THE GOSPEL OF MATTHEW, HOMILY 48.1. Simonetti, M. (Ed.). (2001). Matthew 1–13 (p. 293). Downers Grove, IL: InterVarsity Press.
ORIGEN:
We must inquire whether the expression has the same force when applied universally to every prophet. Does it mean that every one of the prophets was dishonored only in his own country? Or does it mean that every one who was dishonored was dishonored in his country? Or does it mean that because of the expression being singular, these things were said about only one? If these words are spoken about only one, then these things that have been said make sense insofar as they refer to what is written about the Savior. But if the point is generalized to indicate all prophets, then it is harder to defend historically. For Elijah did not suffer dishonor in Tishbeth of Gilead, nor Elisha in Abetmeholah, nor Samuel in Ramathaim, nor Jeremiah in Anathoth. But, figuratively interpreted, this saying is absolutely true. For we must think of Judea as their country and that famous Israel as their kindred, and perhaps of the body as the house. All suffered dishonor in Judea from the Israel that is according to the flesh while they were yet in the body. As it is written in the Acts of the Apostles, “Which of the prophets did your fathers not persecute, who declared beforehand the coming of the righteous One?” And Paul says similar things in the first epistle to the Thessalonians: “For you, brothers, became imitators of the churches of God in Christ Jesus which are in Judea; for you suffered the same things from your own countrymen as they did from the Jews, who killed both the Lord Jesus and the prophets, and drove us out, and displease God and oppose all people.”
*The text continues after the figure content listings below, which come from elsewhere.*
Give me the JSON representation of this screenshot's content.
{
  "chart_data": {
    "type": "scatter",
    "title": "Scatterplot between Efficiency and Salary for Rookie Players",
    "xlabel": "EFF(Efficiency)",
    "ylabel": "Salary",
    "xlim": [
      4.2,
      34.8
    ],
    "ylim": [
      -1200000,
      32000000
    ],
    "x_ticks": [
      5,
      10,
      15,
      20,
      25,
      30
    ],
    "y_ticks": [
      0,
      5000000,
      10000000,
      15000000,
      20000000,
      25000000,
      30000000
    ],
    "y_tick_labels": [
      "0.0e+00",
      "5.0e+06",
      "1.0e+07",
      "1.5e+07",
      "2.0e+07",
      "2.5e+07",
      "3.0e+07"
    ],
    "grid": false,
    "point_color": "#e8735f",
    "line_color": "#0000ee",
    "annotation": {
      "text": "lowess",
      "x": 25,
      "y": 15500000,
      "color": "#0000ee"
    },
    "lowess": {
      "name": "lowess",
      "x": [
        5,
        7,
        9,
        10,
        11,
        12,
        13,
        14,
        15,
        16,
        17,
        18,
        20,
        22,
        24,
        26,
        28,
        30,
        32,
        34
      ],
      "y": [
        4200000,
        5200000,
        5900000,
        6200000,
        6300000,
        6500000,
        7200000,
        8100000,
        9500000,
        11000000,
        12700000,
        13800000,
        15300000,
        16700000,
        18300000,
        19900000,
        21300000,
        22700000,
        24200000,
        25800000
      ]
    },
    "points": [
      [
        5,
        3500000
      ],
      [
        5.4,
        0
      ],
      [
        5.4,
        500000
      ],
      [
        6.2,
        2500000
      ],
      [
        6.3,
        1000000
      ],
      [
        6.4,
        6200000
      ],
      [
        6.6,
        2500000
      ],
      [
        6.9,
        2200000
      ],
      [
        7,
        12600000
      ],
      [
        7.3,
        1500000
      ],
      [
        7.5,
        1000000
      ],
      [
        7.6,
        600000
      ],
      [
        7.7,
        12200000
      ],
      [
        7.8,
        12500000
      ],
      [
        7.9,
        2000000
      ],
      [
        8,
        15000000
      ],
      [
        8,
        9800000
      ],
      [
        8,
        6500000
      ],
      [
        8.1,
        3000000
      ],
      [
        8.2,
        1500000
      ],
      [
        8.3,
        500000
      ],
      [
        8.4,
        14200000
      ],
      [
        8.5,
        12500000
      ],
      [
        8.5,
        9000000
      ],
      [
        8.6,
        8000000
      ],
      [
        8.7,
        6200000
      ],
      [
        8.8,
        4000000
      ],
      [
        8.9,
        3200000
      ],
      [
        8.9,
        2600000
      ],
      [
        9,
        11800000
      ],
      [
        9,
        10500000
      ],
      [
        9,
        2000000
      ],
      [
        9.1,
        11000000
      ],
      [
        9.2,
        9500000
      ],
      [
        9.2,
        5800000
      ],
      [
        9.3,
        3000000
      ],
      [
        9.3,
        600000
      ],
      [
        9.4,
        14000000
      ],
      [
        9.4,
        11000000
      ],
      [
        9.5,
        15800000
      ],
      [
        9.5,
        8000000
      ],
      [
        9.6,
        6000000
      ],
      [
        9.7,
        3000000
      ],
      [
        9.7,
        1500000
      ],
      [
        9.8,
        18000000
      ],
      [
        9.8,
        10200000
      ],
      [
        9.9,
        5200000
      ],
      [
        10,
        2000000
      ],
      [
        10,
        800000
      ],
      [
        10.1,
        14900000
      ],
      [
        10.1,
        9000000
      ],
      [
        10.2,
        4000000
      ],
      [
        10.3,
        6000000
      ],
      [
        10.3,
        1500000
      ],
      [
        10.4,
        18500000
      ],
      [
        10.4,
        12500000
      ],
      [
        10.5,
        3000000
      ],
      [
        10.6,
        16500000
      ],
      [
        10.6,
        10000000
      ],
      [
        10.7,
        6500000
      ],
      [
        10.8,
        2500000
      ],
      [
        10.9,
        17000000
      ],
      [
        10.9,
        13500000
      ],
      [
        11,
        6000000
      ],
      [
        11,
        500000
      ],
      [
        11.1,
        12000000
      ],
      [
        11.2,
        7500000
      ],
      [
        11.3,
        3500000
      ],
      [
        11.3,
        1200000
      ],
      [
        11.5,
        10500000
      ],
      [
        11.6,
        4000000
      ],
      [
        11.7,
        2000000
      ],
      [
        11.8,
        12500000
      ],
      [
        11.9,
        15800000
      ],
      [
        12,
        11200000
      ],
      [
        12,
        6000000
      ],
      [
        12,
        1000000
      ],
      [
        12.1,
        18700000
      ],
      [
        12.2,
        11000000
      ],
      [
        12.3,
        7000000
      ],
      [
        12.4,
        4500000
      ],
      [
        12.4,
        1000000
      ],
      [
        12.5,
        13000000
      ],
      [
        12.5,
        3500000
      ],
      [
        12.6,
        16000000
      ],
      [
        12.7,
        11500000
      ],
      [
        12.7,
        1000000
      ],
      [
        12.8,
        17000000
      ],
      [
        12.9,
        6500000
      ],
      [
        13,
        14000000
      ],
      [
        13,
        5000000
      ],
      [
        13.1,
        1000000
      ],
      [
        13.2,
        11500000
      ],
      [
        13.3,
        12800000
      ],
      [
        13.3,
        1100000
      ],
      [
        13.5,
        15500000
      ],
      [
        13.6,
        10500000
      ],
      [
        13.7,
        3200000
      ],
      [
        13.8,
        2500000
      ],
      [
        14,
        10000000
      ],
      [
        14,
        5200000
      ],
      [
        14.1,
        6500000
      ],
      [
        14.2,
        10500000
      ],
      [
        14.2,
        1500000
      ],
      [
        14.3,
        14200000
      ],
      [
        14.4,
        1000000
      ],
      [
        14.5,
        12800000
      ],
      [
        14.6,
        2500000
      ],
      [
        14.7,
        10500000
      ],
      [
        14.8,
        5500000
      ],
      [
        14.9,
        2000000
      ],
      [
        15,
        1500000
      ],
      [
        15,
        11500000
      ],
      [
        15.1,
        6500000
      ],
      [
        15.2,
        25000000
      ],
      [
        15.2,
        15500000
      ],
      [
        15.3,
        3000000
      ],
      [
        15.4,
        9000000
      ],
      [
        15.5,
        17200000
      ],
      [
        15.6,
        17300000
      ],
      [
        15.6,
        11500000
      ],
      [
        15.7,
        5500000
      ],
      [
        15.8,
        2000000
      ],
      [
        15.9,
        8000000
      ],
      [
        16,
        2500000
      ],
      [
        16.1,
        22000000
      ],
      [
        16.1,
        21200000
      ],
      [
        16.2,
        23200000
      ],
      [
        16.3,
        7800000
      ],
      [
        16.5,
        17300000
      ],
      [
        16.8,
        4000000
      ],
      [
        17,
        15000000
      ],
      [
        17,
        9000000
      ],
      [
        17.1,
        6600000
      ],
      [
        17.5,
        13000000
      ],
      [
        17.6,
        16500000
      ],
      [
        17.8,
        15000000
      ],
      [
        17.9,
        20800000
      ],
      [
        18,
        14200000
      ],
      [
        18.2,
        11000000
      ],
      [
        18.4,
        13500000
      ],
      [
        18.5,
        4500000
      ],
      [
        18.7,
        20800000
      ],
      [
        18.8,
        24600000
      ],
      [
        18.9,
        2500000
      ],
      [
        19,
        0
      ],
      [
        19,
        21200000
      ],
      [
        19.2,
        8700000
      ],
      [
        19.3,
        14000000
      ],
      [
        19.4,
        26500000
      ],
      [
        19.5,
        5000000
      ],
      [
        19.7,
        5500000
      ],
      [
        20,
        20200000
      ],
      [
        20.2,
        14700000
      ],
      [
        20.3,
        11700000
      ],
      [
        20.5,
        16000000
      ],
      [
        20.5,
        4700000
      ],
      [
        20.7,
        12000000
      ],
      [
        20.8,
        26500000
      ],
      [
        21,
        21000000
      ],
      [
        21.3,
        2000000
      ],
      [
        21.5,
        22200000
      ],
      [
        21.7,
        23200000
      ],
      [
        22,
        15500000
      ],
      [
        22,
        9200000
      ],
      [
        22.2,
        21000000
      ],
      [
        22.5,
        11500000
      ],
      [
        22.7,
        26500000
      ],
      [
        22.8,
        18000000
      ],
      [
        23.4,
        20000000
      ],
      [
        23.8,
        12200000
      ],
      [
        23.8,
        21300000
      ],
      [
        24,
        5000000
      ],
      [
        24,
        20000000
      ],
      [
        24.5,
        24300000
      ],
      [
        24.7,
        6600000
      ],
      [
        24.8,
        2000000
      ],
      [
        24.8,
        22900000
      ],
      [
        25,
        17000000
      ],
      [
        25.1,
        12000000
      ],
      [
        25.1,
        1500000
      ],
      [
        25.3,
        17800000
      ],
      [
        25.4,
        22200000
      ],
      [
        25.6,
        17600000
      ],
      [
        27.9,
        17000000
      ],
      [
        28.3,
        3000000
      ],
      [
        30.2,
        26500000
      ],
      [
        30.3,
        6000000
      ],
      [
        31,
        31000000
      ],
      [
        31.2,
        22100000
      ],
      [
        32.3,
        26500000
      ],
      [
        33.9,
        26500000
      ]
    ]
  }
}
1COMMENTARY ON MATTHEW 10.18. Simonetti, M. (Ed.). (2001). Matthew 1–13 (pp. 293–294). Downers Grove, IL: InterVarsity Press.
ORIGEN:
It seems to me that the production of miracles is similar in some ways to the case of physical things. Cultivation is not sufficient to produce a harvest of fruits unless the soil, or rather the atmosphere, cooperates to this end. And the atmosphere of itself is not sufficient to produce a harvest without cultivation. The one who providentially orders creation did not design things to spring up from the earth without cultivation. Only in the first instance did he do so when he said, “Let the earth bring forth vegetation, with the seed sowing according to its kind and according to its likeness.”
It is just this way in regard to the production of miracles. The complete work resulting in a healing is not displayed without those being healed exercising faith. Faith, of whatever quality it might be, does not produce a healing without divine power.
COMMENTARY ON MATTHEW 10.19. Simonetti, M. (Ed.). (2001). Matthew 1–13 (p. 294). Downers Grove, IL: InterVarsity Press.
PETER CHRYSOLOGUS:
Christ indeed came to his own country, because it was written, “He came among his own, and his own did not receive him.” In plain fact, when he says, “A prophet is not without honor except in his own country,” he is teaching that it is a painful situation to have influence among his own. To stand out among the local denizens is similar to an inflammation. A near relation’s glory burns the near relations. If neighbors have to pay homage to a neighbor, they consider it servitude. “And he did not do many mighty works there, because of their unbelief.” Power has no effect where unbelief does not deserve it. And while Christ does not demand a reward when he heals, he becomes indignant when injustice is shown to him instead of honor.
SERMONS 48.6. Simonetti, M. (Ed.). (2001). Matthew 1–13 (pp. 294–295). Downers Grove, IL: InterVarsity Press.